The storm known as a derecho tore from eastern Nebraska across Iowa and parts of Wisconsin and Illinois, blowing over trees, flipping vehicles and causing widespread damage to property and millions of acres of crops. The storm left downed trees and power lines that blocked roadways in Chicago and its suburbs. After leaving Chicago, the most potent part of the storm system moved over north central Indiana.

In Iowa, three of the state’s eight mobile coronavirus testing sites — in Marshalltown, Cedar Rapids, and Davenport — were temporarily closed Tuesday after suffering storm damage.

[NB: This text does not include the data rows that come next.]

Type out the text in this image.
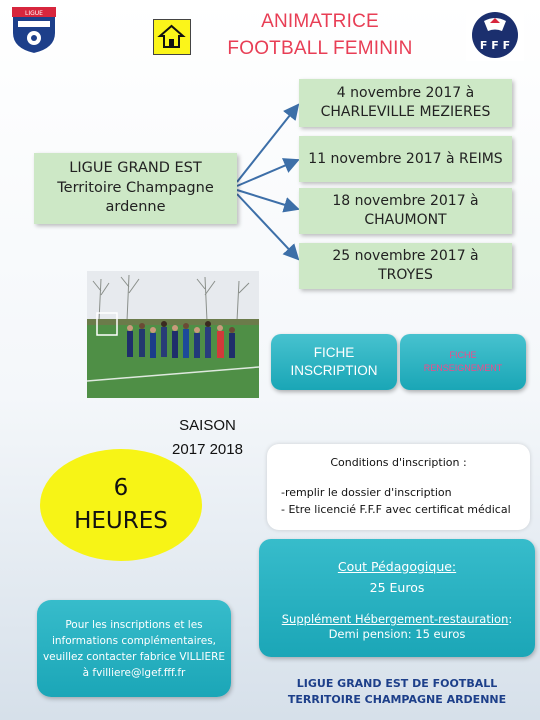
LIGUE	ANIMATRICE
FOOTBALL FEMININ	F F F
LIGUE GRAND EST
Territoire Champagne
ardenne
4 novembre 2017 à
CHARLEVILLE MEZIERES
11 novembre 2017 à REIMS
18 novembre 2017 à
CHAUMONT
25 novembre 2017 à
TROYES
FICHE
INSCRIPTION
FICHE
RENSEIGNEMENT
SAISON
2017 2018
6
HEURES
Conditions d'inscription :
-remplir le dossier d'inscription
- Etre licencié F.F.F avec certificat médical
Cout Pédagogique:
25 Euros
Supplément Hébergement-restauration:
Demi pension: 15 euros
Pour les inscriptions et les
informations complémentaires,
veuillez contacter fabrice VILLIERE
à fvilliere@lgef.fff.fr
LIGUE GRAND EST DE FOOTBALL
TERRITOIRE CHAMPAGNE ARDENNE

Farmers reported that some grain bins were destroyed and corn fields were flattened by the storm. Iowa Gov. Kim Reynolds said early estimates indicate 10 million acres have been damaged in the nation’s top corn producing state. That would be nearly a third of the nearly 31 million acres of land used for crops in the state. The most significant damage is to the corn crop, which is in the advanced stages of development nearly a month away from the beginning of harvest.

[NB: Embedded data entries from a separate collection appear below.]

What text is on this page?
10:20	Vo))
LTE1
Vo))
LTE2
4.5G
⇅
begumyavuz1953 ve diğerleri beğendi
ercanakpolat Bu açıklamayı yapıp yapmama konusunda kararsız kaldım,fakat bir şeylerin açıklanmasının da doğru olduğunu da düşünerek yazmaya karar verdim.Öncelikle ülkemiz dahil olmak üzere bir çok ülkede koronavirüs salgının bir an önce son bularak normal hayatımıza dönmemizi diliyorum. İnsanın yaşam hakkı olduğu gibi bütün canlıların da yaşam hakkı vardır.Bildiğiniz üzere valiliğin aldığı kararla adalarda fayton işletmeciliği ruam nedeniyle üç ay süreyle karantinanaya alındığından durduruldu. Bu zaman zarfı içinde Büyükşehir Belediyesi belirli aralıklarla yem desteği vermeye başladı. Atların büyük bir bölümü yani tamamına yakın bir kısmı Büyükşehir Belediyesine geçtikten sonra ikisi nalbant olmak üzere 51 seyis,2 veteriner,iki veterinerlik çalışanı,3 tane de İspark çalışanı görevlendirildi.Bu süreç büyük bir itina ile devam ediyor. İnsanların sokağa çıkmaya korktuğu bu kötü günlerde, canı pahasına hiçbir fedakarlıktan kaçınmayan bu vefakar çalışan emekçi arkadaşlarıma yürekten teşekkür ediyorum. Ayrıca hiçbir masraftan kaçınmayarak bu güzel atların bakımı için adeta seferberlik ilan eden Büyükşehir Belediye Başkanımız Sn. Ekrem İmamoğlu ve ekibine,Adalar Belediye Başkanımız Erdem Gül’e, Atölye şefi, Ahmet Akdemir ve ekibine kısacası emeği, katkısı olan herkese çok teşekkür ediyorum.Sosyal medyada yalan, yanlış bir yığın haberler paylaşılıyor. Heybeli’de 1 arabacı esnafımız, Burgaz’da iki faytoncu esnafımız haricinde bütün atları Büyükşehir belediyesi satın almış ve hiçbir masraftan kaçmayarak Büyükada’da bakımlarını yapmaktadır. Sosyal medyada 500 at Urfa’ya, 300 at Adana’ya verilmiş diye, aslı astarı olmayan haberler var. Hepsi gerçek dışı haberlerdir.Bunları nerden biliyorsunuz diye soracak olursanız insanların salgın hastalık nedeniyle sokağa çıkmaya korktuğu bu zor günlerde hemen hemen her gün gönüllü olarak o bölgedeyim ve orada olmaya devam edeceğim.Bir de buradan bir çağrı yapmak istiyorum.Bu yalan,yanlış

“This morning I had a farmer reach out to me to say this was the worst wind damage to crops and farm buildings that he has ever seen across the state in such a wide area,” Reynolds said.

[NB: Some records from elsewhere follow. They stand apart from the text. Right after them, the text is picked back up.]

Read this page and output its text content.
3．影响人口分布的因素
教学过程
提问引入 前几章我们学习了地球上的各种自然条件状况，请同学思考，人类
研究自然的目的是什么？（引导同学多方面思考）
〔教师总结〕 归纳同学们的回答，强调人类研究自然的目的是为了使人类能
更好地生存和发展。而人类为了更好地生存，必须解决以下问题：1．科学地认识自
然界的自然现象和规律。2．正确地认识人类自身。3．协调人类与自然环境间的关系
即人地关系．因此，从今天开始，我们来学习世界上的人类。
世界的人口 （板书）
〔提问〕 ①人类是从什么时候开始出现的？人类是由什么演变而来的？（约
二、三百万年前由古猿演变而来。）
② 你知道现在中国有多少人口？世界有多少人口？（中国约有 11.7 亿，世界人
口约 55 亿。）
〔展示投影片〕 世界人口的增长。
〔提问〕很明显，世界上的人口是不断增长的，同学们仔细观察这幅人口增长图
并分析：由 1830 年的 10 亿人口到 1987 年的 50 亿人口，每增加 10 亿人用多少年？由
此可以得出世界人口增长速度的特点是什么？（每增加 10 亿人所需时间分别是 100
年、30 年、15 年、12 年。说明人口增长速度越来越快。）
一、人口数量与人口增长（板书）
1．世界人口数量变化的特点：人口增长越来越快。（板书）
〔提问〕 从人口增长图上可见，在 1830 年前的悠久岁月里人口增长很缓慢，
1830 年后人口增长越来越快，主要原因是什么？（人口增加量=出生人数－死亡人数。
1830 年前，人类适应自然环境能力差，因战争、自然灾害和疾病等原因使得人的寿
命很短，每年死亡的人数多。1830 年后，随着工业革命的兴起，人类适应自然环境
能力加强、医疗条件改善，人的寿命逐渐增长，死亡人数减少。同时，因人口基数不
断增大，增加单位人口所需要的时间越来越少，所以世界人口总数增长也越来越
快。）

In Fort Wayne, Indiana, Isabel E. Atencio died at a hospital after firefighters pulled her from debris inside her mobile home after high winds rolled it onto its side Monday night, officials said. Firefighters found her under debris inside her toppled trailer and discovered that she was clutching a 5-year-old boy believed to be her grandson, said Adam O’Connor, deputy chief of the Fort Wayne Fire Department. The boy had minor injuries.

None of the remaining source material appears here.